Por eso comenzaba estas líneas hablando del enamoramiento. Sólo cuando estamos profundamente enamorados surge una natural dedicación que inunda nuestra vida de inspiración y nos guía, llevándonos a tomar decisiones espontáneas que nutren esa fusión con lo que amamos.
En nuestra vida interior, esos instantes de conexión, esos períodos de contacto con la consciencia viva que somos, la profunda intuición que nos atraviesa por momentos… nos enamoran profundamente
y de ahí fluye la energía para una dedicación espontánea que anhelamos realmente.
Pues bien, nutramos ese amor. Cultivemos la cercanía, la intimidad. Familiaricémonos con la quietud. Dediquemos tiempo, espacio, energía, a nutrir la inspiración que nos ha renovado. En un mundo que no conoce el valor de lo inefable, adentrémonos con audacia en el silencio.
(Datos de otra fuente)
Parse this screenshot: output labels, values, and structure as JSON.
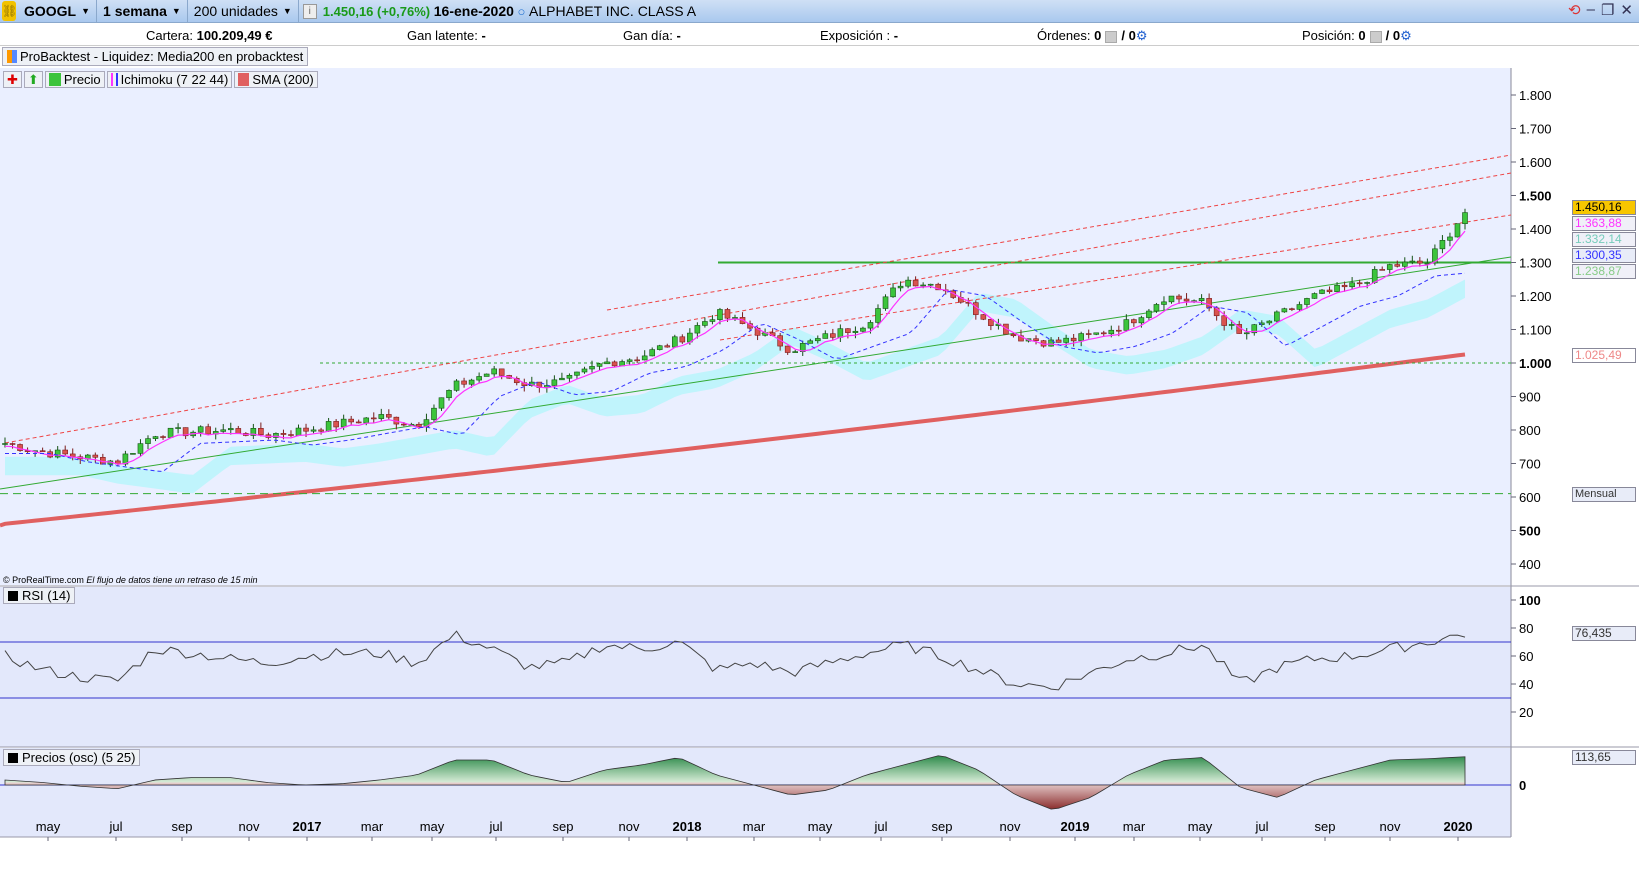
{
  "toolbar": {
    "symbol": "GOOGL",
    "timeframe": "1 semana",
    "units": "200 unidades",
    "price": "1.450,16 (+0,76%)",
    "date": "16-ene-2020",
    "name": "ALPHABET INC. CLASS A"
  },
  "info": {
    "cartera_label": "Cartera:",
    "cartera_value": "100.209,49 €",
    "gan_latente_label": "Gan latente:",
    "gan_latente_value": "-",
    "gan_dia_label": "Gan día:",
    "gan_dia_value": "-",
    "exposicion_label": "Exposición :",
    "exposicion_value": "-",
    "ordenes_label": "Órdenes:",
    "ordenes_a": "0",
    "ordenes_b": "/ 0",
    "posicion_label": "Posición:",
    "posicion_a": "0",
    "posicion_b": "/ 0"
  },
  "backtest_label": "ProBacktest - Liquidez: Media200 en probacktest",
  "legend": {
    "precio": "Precio",
    "ichimoku": "Ichimoku (7 22 44)",
    "sma": "SMA (200)"
  },
  "credit": {
    "site": "© ProRealTime.com",
    "note": "El flujo de datos tiene un retraso de 15 min"
  },
  "tags": {
    "last": "1.450,16",
    "tenkan": "1.363,88",
    "kijun": "1.300,35",
    "cloud_a": "1.332,14",
    "cloud_b": "1.238,87",
    "sma": "1.025,49",
    "mensual": "Mensual",
    "rsi": "76,435",
    "osc": "113,65"
  },
  "colors": {
    "up": "#3cc43c",
    "down": "#d9534f",
    "sma": "#e06060",
    "tenkan": "#ff33ff",
    "kijun": "#3333ff",
    "cloud": "#b8f4fb"
  },
  "panels": {
    "rsi_label": "RSI (14)",
    "osc_label": "Precios (osc) (5 25)"
  },
  "chart_data": {
    "type": "candlestick",
    "price_axis": {
      "ticks": [
        "1.800",
        "1.700",
        "1.600",
        "1.500",
        "1.400",
        "1.300",
        "1.200",
        "1.100",
        "1.000",
        "900",
        "800",
        "700",
        "600",
        "500",
        "400"
      ],
      "tick_values": [
        1800,
        1700,
        1600,
        1500,
        1400,
        1300,
        1200,
        1100,
        1000,
        900,
        800,
        700,
        600,
        500,
        400
      ]
    },
    "rsi_axis": {
      "ticks": [
        "100",
        "80",
        "60",
        "40",
        "20"
      ],
      "tick_values": [
        100,
        80,
        60,
        40,
        20
      ],
      "levels": [
        70,
        30
      ]
    },
    "osc_axis": {
      "ticks": [
        "0"
      ],
      "tick_values": [
        0
      ]
    },
    "x_labels": [
      "may",
      "jul",
      "sep",
      "nov",
      "2017",
      "mar",
      "may",
      "jul",
      "sep",
      "nov",
      "2018",
      "mar",
      "may",
      "jul",
      "sep",
      "nov",
      "2019",
      "mar",
      "may",
      "jul",
      "sep",
      "nov",
      "2020"
    ],
    "close_anchors": [
      760,
      735,
      720,
      705,
      790,
      795,
      800,
      785,
      800,
      820,
      840,
      815,
      930,
      975,
      935,
      945,
      1000,
      1020,
      1070,
      1150,
      1100,
      1040,
      1080,
      1120,
      1250,
      1230,
      1150,
      1080,
      1060,
      1080,
      1120,
      1200,
      1180,
      1080,
      1140,
      1200,
      1230,
      1290,
      1300,
      1450
    ],
    "rsi_anchors": [
      60,
      50,
      45,
      42,
      65,
      62,
      58,
      55,
      60,
      62,
      62,
      55,
      75,
      65,
      52,
      55,
      68,
      65,
      70,
      50,
      55,
      48,
      55,
      62,
      68,
      60,
      50,
      40,
      38,
      48,
      58,
      62,
      68,
      40,
      52,
      58,
      60,
      65,
      70,
      76
    ],
    "osc_anchors": [
      20,
      10,
      -5,
      -15,
      20,
      30,
      30,
      10,
      0,
      5,
      20,
      40,
      100,
      100,
      40,
      10,
      60,
      80,
      110,
      40,
      0,
      -40,
      -20,
      40,
      80,
      120,
      60,
      -40,
      -100,
      -50,
      40,
      100,
      110,
      -10,
      -50,
      20,
      60,
      100,
      105,
      113
    ],
    "sma200_range": [
      520,
      1025.49
    ],
    "horizontal_levels": [
      1300,
      1000,
      610
    ]
  }
}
Frecuentemos el espacio del corazón, enamorémonos de nuestro respirar, lentifiquemos nuestros gestos, honremos y demos espacio a nuestra verdadera necesidad: recordar a nuestro ser. Prioricemos este contacto por encima de todos los tesoros de la tierra, degustando el regalo que cada momento nos ofrece. Habitemos el ahora, pleno de texturas y de aromas, sostenido por el aliento de la vida que podemos respirar. Dejémonos tocar, acariciar por todo lo que nos toca, atravesar por lo que nos duele, renovar por cada cada oleada de emoción que se levanta en nuestro océano volviendo a él una y otra vez… No despreciemos el inagotable reino del presente, perdidos en un tiempo que no existe.
Sólo el amor puede hacerlo. Cuanto más amor y dedicación nos ofrecemos, menos nutrición reciben toda esa constelación de objetos y situaciones que constituían nuestro mundo. El soltar sucede así de modo espontáneo, pues toda nuestra energía está alimentando lo que amamos de verdad. Lo que no es esencial, al no invertir en ello, queda naturalmente desactivado.
Dediquémonos, amigos, a nutrir lo real. Exploremos la consistencia en un mundo que se mueve según lo que va y viene. Seamos apasionados con lo que amamos y dejemos disolverse ese mundo de hábitos automáticos al que le ofrecimos nuestras preciosas energías que ahora, tras un viaje que parecía interminable, van alimentando nuestro regreso al Hogar.